Metacompactness of the Euclidean space

Question

Does anyone know how to prove that every Euclidean space is countably metacompact? In particular, my interest is in $R^2$. Thanks,

Answer 1

Every metric space is paracompact, hence metacompact, hence countably metacompact. Thus, $\Bbb R^n$ is countably metacompact for every $n$.

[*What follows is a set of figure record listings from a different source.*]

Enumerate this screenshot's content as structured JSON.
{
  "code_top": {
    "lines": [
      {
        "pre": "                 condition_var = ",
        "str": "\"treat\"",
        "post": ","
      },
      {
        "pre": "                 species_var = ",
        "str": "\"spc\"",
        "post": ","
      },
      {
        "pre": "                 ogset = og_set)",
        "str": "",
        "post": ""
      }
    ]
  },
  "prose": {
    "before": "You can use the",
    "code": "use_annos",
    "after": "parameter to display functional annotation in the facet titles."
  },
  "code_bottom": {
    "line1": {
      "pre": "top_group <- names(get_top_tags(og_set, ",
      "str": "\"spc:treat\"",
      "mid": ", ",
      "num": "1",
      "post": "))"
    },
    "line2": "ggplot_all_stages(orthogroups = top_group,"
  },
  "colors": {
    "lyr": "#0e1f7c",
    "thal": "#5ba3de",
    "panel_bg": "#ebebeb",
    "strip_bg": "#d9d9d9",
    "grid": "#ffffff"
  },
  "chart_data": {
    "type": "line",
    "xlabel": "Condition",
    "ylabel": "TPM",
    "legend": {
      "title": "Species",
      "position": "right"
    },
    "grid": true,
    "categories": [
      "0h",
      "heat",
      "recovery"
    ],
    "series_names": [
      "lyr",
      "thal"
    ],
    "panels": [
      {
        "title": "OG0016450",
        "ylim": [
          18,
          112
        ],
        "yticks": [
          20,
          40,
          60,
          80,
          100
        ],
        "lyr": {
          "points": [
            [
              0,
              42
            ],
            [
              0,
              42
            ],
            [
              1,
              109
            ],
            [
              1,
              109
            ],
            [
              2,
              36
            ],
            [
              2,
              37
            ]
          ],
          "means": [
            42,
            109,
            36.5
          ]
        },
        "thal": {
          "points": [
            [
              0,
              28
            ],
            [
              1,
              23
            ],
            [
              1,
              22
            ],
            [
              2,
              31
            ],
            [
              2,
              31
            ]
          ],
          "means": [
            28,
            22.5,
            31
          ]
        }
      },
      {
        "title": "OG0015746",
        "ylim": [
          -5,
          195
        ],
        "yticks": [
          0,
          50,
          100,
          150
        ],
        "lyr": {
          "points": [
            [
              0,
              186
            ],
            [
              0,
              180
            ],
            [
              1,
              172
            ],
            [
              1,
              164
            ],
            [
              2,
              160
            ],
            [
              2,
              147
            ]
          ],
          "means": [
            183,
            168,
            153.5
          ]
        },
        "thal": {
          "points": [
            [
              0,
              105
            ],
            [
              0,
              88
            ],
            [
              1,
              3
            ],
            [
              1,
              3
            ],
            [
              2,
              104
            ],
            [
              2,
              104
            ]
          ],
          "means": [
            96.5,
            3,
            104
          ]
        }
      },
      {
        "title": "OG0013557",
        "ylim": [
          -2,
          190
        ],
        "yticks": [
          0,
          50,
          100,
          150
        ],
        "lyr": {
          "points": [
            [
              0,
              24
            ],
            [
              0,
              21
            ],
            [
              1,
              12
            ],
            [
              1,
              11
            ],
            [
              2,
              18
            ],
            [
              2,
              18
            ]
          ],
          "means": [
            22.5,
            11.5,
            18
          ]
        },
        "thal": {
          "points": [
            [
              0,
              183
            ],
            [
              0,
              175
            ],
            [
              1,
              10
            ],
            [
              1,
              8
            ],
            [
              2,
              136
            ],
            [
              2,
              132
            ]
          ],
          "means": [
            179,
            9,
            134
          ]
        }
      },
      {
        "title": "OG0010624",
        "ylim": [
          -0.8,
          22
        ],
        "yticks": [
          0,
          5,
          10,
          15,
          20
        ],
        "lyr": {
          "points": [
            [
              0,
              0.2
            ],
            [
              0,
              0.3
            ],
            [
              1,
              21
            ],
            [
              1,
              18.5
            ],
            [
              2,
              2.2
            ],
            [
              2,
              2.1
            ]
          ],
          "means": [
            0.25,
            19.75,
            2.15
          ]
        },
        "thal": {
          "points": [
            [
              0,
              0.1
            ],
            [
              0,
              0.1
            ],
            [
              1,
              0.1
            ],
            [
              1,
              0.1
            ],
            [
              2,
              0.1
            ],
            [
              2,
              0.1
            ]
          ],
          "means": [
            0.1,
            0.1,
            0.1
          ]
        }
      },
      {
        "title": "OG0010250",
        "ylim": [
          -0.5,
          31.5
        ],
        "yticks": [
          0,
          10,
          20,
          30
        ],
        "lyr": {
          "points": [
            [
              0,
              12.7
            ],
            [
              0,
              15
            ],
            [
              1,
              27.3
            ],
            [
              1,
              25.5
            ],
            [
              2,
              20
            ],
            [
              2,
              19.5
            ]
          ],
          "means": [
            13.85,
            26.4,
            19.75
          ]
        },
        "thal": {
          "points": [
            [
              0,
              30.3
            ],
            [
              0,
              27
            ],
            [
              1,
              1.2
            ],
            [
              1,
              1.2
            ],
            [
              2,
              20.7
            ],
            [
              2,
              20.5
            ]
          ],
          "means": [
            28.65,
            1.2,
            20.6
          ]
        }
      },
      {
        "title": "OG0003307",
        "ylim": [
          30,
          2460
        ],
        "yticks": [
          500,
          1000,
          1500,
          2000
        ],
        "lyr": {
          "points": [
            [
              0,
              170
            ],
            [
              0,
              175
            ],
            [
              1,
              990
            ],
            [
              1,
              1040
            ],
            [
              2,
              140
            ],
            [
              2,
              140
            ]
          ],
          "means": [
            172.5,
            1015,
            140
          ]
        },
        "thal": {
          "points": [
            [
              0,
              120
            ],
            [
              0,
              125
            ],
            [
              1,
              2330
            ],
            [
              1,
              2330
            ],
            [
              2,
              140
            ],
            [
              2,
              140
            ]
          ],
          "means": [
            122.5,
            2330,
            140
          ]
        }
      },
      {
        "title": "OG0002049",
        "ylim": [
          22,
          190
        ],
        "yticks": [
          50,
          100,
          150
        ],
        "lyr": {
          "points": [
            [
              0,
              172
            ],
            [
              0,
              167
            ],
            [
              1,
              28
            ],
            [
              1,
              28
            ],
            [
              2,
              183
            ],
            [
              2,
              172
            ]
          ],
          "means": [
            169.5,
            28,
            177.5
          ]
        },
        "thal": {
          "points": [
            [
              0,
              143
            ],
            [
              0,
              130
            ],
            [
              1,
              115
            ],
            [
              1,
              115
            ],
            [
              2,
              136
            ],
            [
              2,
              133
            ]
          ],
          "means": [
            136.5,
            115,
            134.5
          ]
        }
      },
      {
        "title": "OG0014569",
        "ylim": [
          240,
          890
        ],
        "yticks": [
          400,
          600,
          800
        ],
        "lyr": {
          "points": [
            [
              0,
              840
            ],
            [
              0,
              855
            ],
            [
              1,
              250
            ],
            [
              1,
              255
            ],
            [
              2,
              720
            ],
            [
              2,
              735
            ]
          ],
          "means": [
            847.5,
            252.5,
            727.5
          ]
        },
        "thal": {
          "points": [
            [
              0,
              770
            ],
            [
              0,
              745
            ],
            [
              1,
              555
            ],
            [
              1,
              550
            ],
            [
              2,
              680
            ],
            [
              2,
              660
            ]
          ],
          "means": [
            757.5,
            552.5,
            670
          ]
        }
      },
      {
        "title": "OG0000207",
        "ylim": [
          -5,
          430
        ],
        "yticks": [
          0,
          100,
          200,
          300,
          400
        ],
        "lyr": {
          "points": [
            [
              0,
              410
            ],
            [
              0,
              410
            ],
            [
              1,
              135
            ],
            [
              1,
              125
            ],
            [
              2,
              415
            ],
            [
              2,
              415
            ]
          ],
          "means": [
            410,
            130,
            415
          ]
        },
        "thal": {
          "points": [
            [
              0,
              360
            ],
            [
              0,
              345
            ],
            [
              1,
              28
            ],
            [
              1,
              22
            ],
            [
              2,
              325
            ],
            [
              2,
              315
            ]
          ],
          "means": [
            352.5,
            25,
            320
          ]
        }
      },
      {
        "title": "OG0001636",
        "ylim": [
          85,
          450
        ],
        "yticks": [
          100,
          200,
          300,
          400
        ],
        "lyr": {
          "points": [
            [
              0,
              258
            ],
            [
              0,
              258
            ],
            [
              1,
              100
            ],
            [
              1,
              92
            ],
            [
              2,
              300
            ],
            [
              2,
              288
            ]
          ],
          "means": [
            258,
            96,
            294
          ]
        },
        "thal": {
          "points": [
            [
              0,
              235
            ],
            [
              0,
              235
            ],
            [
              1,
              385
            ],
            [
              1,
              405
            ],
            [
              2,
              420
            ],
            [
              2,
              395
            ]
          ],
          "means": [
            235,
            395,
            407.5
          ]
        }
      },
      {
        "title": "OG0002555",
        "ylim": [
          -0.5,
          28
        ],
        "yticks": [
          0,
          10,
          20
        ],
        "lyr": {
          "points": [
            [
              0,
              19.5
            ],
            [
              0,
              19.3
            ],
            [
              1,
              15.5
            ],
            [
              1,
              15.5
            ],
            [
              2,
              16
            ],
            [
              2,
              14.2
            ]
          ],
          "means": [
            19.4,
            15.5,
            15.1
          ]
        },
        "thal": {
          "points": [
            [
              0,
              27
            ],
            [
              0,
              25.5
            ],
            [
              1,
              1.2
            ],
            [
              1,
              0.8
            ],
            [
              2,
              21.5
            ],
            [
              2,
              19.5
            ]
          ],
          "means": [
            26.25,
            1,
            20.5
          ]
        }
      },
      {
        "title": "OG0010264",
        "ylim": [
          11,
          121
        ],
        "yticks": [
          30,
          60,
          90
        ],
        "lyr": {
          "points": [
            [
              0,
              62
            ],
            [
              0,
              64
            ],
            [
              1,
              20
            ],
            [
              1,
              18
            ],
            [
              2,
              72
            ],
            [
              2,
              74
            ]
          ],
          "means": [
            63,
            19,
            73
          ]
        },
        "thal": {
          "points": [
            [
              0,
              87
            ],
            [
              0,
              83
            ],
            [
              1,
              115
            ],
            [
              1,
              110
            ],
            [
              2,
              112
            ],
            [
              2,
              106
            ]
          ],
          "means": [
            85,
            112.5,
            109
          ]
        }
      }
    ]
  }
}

Added: A direct proof is easy if you know the following classic characterization of countable metacompactness due to Ishikawa: a space $X$ is countably metacompact iff whenever $\mathscr{F}=\{F_k:k\in\Bbb N\}$ is a family of closed sets in $X$ such that $\bigcap\mathscr{F}=\varnothing$ and $F_k\supseteq F_{k+1}$ for each $k\in\Bbb N$, then there is a family $\mathscr{U}=\{U_k:k\in\Bbb N\}$ such that $\bigcap\mathscr{U}=\varnothing$ and $U_k\supseteq F_k$ for each $k\in\Bbb N$. If $\langle X,d\rangle$ is a metric space, and $\mathscr{F}=\{F_k:k\in\Bbb N\}$ is a family of closed sets in $X$ such that $\bigcap\mathscr{F}=\varnothing$ and $F_k\supseteq F_{k+1}$ for each $k\in\Bbb N$, let

$$U_k=\bigcup_{x\in F_k}B(x,2^{-k})\;,$$

where $B(x,r)$ is the open $d$-ball of radius $r$ centred at $x$; clearly $U_k\supseteq F_k$. Let $\mathscr{U}=\{U_k:k\in\Bbb N\}$, and suppose that $x\in\bigcap\mathscr{U}$; then for each $k\in\Bbb N$ there is an $x_k\in F_k$ such that $B(x,x_k)<2^{-k}$. Clearly $\langle x_k:k\in\Bbb N\rangle\to x$. For each $n\in\Bbb N$ we have $\{x_k:k\ge n\}\subseteq F_n$, and $F_n$ is closed, so $x\in F_n$ for each $n\in\Bbb N$, and hence $x\in\bigcap_{n\in\Bbb N}F_n=\varnothing$, which is absurd. Thus, $\bigcap\mathscr{U}=\varnothing$, and $X$ is countably metacompact. $\dashv$